Alternatives in all fields
and a political reevaluation

The third orientation is that civil society from below should be characterized by the search for alternatives at all levels, from the great political conquests to everyday life, including international organizations and the United Nations, the daily life of those living in poverty, material life, cultural life, respect for nature, the organization of production, development and consumption. This is a considerable challenge that demands long-term work, although its premises have already been established.

The fourth orientation has to do with conquering public arenas, linking up with politics. Without politics, action is sterile...or at least limited. It is a question of constructing a correlation of forces that allows decisions to be made. This is the condition for the establishment of a true democracy that, while including the electoral dimension, is not limited to it but covers the whole public arena, including its economic aspects. This presupposes a political culture and a learning experience that social movements have not always bothered to obtain and that must confront a real devaluation of politics. It is probable that in the future the new correlation of forces will be built by a plurality of political organizations acting in harmony.

The fifth orientation is related to convergences. Globalizing resistances and struggles is an immediate objective. It is not something abstract and artificial, but rather very concrete.

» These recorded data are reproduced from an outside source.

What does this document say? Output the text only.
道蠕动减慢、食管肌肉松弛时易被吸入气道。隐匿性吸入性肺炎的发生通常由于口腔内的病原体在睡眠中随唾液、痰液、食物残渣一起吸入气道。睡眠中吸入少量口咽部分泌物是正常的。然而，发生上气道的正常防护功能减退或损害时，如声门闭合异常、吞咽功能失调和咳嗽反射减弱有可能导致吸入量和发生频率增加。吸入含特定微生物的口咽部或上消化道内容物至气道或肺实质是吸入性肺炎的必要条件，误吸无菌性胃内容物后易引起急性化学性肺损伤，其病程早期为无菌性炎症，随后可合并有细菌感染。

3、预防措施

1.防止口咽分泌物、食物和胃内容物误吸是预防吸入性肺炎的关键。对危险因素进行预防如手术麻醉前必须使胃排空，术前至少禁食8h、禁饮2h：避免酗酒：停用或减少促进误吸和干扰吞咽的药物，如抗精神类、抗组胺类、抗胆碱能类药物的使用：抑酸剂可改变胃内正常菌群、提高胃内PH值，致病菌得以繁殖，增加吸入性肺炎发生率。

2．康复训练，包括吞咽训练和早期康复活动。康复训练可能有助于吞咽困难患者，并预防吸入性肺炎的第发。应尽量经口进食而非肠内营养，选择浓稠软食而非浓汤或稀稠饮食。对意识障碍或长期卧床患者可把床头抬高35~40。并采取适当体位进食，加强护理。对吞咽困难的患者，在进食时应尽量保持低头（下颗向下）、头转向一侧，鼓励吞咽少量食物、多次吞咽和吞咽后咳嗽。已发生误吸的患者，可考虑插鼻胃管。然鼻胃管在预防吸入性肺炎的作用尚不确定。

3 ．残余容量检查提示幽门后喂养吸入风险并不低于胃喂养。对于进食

The great multiplicity of movements and their fragmentation could be an obstacle, depending on the extent of the atomization, but could become a strength if instead of simply joining together, juxtaposing, they enter into a functional convergence as happened in Seattle, Washington, Bangkok, Prague, Nice and Davos. The year 2000 has been one of convergences that the coming years will serve to consolidate. Meanwhile, it will be necessary to provide these convergences with the means to operate, in terms of both analysis to perceive the challenges, objectives and methods for producing a world seen by its peoples and intercommunication through the progressive construction of an inventory of social movements and their networks. This is one of the tasks that the World Forum of Alternatives is proposing to carry out.

Saving the pessimism for better times

The affirmation of civil society depends first and foremost on its definition, from below. This grassroots conception of civil society can only be globalized to the extent to which it exists locally, as convergences presuppose a prior existence. There are numerous concrete models of actions on the local and international levels and they can only be defined by committed actors in various fields: in the organization of social relations, in communications, in culture and in the environment. A new situation has been created in Porto Alegre: a common conviction, a new culture capable of questioning the "only way of thinking," and it represents a new hope. As Eduardo Galeano put it here in Porto Alegre, "Let’s save the pessimism for better times."